10339Re: Oak Boxes
- Feb 1, 2004--- In email@example.com, "Murphy-Marsh, Leigh"
> True boxes have advantages but barrels expose more surface area tothe
> liquid for the same amount of timber.in
> It should work but not being a carpenter there must be difficulties
> keeping it sealed when the timber expands.I recently experimented with oak boxes and must report that Leigh is
I spend $90 on a beautiful 1" X 12" 12 foot long white oak plank. My
neighbor is a cabinet maker and for the price of a couple of quarts
convinced him to build me two cubes sized to hold approximately 5
gallons each. He crafted some very precise tongue in groove joints
and the cubical boxes fit together like a chinese jigsaw puzzle with
no nails, screws or glue. They were designed to be held together by
nylon web strapping tightened with rachets.

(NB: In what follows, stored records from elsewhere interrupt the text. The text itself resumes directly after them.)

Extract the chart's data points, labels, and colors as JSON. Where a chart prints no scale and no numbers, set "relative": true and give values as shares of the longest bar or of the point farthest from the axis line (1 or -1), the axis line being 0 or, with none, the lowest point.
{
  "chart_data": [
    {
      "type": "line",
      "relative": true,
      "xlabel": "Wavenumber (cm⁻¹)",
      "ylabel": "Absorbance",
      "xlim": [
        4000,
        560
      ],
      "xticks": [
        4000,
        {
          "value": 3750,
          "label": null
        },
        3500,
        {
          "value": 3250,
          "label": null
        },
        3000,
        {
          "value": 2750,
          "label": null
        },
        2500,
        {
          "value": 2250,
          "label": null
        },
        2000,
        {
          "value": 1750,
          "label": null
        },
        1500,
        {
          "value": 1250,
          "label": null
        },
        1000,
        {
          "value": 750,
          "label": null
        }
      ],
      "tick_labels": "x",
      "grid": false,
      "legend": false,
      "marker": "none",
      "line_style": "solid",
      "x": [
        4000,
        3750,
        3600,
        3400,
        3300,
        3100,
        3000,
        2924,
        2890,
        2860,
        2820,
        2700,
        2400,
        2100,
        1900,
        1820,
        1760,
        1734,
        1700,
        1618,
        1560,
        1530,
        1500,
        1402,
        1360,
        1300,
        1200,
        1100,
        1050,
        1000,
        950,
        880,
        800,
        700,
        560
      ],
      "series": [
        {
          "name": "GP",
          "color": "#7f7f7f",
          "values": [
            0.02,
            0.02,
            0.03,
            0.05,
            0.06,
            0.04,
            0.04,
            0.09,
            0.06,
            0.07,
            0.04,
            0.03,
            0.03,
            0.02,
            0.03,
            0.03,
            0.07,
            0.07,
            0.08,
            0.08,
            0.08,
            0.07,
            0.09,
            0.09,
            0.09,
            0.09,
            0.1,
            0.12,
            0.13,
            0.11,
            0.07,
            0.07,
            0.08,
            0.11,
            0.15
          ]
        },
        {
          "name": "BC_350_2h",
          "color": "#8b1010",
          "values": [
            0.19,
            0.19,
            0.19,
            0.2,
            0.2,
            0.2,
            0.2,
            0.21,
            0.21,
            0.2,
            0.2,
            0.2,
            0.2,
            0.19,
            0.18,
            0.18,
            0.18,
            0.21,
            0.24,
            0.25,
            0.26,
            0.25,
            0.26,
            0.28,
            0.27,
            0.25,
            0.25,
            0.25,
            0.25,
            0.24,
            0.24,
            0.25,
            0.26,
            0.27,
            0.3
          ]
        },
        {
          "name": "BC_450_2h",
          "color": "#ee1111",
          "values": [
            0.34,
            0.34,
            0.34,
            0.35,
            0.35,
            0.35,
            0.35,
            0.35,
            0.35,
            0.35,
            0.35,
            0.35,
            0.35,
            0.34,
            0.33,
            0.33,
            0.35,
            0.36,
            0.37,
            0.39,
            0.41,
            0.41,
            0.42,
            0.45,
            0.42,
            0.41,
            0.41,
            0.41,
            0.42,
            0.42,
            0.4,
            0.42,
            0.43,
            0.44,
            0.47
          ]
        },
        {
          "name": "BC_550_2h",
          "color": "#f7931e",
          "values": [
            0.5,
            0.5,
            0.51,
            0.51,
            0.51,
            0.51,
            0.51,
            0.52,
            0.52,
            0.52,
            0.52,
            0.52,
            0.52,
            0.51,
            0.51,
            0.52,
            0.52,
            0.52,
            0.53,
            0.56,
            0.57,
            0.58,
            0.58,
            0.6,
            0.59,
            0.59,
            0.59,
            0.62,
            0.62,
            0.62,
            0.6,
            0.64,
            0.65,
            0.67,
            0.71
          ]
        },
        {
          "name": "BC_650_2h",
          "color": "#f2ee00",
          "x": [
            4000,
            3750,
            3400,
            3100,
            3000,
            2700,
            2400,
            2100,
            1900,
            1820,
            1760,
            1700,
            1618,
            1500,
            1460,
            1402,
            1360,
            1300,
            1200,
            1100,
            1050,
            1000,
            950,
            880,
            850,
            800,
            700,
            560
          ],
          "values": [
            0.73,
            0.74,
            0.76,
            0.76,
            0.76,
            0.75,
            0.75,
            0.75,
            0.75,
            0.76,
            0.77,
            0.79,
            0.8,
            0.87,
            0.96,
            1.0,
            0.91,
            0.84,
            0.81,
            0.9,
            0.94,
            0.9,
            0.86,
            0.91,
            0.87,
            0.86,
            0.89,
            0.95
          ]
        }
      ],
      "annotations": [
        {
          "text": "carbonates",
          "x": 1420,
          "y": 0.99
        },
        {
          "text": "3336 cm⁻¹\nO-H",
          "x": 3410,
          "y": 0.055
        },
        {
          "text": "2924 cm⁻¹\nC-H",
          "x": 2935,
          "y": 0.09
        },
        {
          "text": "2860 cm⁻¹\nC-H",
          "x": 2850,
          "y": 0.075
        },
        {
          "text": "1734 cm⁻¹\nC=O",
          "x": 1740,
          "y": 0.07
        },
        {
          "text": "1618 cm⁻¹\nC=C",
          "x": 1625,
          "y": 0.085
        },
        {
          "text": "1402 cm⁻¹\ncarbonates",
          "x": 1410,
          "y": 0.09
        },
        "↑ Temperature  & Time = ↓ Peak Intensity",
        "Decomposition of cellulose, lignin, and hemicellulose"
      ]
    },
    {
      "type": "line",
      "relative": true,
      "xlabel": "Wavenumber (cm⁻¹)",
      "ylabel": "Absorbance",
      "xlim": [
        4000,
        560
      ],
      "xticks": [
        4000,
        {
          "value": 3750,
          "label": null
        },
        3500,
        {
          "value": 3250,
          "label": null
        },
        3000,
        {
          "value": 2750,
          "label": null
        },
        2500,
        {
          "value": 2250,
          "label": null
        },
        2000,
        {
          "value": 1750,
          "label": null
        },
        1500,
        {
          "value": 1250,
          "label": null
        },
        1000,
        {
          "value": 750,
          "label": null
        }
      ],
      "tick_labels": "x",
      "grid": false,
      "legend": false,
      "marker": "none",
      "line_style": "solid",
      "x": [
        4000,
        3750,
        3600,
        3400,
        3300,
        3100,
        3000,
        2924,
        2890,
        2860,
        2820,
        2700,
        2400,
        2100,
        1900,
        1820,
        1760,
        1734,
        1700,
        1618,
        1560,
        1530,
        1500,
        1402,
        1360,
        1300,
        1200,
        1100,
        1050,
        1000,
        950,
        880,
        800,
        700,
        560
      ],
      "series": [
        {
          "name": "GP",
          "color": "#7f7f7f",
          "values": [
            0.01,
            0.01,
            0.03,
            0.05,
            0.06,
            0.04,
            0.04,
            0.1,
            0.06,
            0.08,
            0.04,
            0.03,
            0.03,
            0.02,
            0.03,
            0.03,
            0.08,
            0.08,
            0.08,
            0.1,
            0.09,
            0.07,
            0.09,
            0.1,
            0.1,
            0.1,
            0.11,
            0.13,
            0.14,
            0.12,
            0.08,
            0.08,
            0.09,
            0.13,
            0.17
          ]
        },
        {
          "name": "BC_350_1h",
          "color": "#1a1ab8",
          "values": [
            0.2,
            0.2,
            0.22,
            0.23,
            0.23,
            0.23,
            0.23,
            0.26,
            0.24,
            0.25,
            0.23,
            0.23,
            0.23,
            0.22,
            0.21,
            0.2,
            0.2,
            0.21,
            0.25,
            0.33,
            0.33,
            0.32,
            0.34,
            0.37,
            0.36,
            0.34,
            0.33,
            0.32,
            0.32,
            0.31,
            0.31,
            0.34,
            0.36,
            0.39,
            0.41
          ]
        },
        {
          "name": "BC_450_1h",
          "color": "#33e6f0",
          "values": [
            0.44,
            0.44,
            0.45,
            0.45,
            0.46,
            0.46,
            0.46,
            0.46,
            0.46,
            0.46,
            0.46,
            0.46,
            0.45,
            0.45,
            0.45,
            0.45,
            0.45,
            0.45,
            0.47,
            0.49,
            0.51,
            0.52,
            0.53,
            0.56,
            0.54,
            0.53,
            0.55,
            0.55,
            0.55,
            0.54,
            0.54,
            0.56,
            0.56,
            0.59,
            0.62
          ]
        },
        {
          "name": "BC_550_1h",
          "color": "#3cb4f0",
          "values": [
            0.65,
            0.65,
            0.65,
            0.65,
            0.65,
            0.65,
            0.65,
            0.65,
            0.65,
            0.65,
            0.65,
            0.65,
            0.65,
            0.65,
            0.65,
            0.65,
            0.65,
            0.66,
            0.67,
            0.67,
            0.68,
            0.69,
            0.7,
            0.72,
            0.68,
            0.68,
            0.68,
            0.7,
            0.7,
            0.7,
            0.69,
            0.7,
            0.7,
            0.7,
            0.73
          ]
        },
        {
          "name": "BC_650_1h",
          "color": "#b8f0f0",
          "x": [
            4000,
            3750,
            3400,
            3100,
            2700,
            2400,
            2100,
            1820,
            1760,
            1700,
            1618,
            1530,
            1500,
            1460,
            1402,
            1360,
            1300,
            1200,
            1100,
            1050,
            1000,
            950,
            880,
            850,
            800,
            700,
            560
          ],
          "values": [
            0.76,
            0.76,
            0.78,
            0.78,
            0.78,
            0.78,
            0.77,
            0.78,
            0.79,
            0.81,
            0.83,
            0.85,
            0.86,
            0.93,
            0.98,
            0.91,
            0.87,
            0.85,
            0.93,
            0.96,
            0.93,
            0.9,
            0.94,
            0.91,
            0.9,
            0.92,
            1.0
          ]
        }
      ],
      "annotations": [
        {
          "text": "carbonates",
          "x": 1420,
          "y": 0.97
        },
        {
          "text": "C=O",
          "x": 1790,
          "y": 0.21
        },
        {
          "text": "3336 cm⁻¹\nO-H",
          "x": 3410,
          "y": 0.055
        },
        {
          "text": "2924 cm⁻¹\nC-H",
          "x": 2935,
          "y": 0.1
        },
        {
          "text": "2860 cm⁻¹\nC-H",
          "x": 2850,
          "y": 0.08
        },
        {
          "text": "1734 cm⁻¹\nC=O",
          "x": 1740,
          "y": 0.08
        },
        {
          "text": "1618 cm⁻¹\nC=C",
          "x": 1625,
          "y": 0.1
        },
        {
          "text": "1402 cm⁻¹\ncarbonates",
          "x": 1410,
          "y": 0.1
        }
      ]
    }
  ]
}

I charred the inside of them with a torch and my problems began. The
heat and drying from the charring warped the boards slightly. I was,
with considerable difficulty, able to fit them together nonetheless,
strap them tightly in 3 directions with the rachetable straps, and I
soaked the boxes inside and out for 2 weeks to swell the wood and
seal the joints.
The boxes warped even more after soaking and leaked like a sieve! I
now have a triple lifetime supply of charred scrap white oak! I will
cut them into pieces and use the charred chips and chunks to oak
spirits stored in other type containers.
The concept was great, but the execution was a miserable failure.
Live and learn!
ps - anybody wanna buy some white oak???